O homem é uma corda amarrada entre o animal e o super-homem – uma corda por cima de um abismo. Palavras de Nietzsche nas primeiras páginas do seu “Assim falava Zaratustra”. A vertigem da obra parece estar toda nesta formulação, que favorece uma imagem de condição e contingência, de acrobacia, de número de circo, de andança no trapézio, cá e lá, entre a consciência, o perigo e o esquecimento. Recordar Nietzsche, de relance, escrevendo, passeando e enlouquecendo em Turim, por exemplo, trará alguma iluminação à cidade inexistente de que gostaria eu de falar por aqui?

Um texto para o teatro acompanha estas linhas.

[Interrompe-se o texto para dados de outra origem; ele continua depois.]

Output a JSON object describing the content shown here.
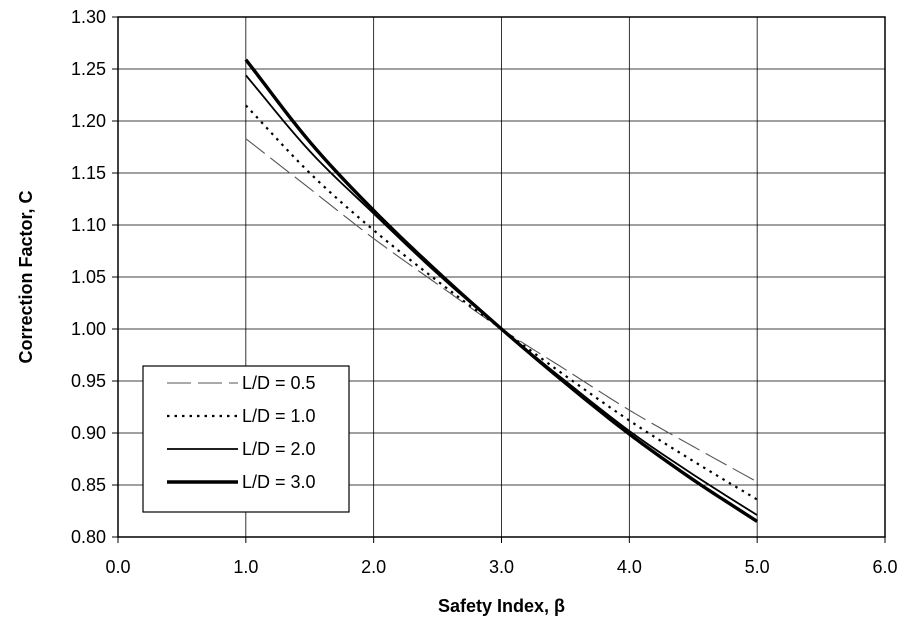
{
  "chart_data": {
    "type": "line",
    "title": "",
    "xlabel": "Safety Index, β",
    "ylabel": "Correction Factor, C",
    "xlim": [
      0.0,
      6.0
    ],
    "ylim": [
      0.8,
      1.3
    ],
    "xticks": [
      0.0,
      1.0,
      2.0,
      3.0,
      4.0,
      5.0,
      6.0
    ],
    "xtick_labels": [
      "0.0",
      "1.0",
      "2.0",
      "3.0",
      "4.0",
      "5.0",
      "6.0"
    ],
    "yticks": [
      0.8,
      0.85,
      0.9,
      0.95,
      1.0,
      1.05,
      1.1,
      1.15,
      1.2,
      1.25,
      1.3
    ],
    "ytick_labels": [
      "0.80",
      "0.85",
      "0.90",
      "0.95",
      "1.00",
      "1.05",
      "1.10",
      "1.15",
      "1.20",
      "1.25",
      "1.30"
    ],
    "grid": true,
    "legend_position": "bottom-left",
    "x": [
      1.0,
      1.5,
      2.0,
      2.5,
      3.0,
      3.5,
      4.0,
      4.5,
      5.0
    ],
    "series": [
      {
        "name": "L/D = 0.5",
        "style": "long-dash",
        "color": "#555555",
        "values": [
          1.183,
          1.135,
          1.087,
          1.043,
          1.0,
          0.961,
          0.922,
          0.887,
          0.853
        ]
      },
      {
        "name": "L/D = 1.0",
        "style": "dotted",
        "color": "#000000",
        "values": [
          1.215,
          1.15,
          1.095,
          1.046,
          1.0,
          0.955,
          0.912,
          0.873,
          0.836
        ]
      },
      {
        "name": "L/D = 2.0",
        "style": "thin-solid",
        "color": "#000000",
        "values": [
          1.244,
          1.171,
          1.111,
          1.053,
          1.0,
          0.95,
          0.902,
          0.86,
          0.821
        ]
      },
      {
        "name": "L/D = 3.0",
        "style": "thick-solid",
        "color": "#000000",
        "values": [
          1.259,
          1.18,
          1.114,
          1.055,
          1.0,
          0.948,
          0.899,
          0.855,
          0.815
        ]
      }
    ]
  }
}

Se lido com os olhos, o seu título não precisa de ser dito e entende-se a duplicidade. Desde logo uma dificuldade: para o dizer, duas vezes são precisas: Este Oeste Éden e Este Oeste Éden.

Nesta obra, como em todas, dizem-se e fazem-se coisas que são infinitamente menos do que as outras além da paisagem teatral e que acontecem nesta cidade, esta onde vivemos os instantes singulares, na medida das nossas possibilidades. Muitas vezes temos de intuir o que não está diante dos nossos sentidos no espaço da representação, que não nos é dito, mas simplesmente sugerido. E qual o motivo para que nem tudo seja revelado? Talvez porque, paradoxalmente, a realidade goste de esconder-se. Assistindo ao que é apresentado no palco, podemos pensar e viver mil outros fenómenos da nossa história que não estão ali presentes e que são, afinal, o que verdadeiramente interessa porque são o nosso património agora acrescentado e, portanto – espera-se – revitalizado. É, pois, para além da cena, nos aspectos que ocorrem ao espírito e que podem ser intuídos no pulsar do espectáculo, que o sentido mais total deverá ser conquistado. A vida farta-se de jogar deste modo: estamos, por exemplo, a viver um facto – a aproximação de uma tempestade – e simultaneamente pensamos como conseguiremos sobreviver; olhamos um desgraçado à porta duma igreja – e os seus olhos, sem fala, podem ser o brilho da fraqueza humana – e seguimos adiante; de vez em quando pensamos e exigimos a possibilidade de um mundo melhor para todos, mas queimamos a esperança de alguém que, na rua, nos pede um cigarrinho. Ocorre pensar se devemos ser, ou não, compassivos ou, mesmo, marionetas da compaixão, mas não é disso que se trata agora.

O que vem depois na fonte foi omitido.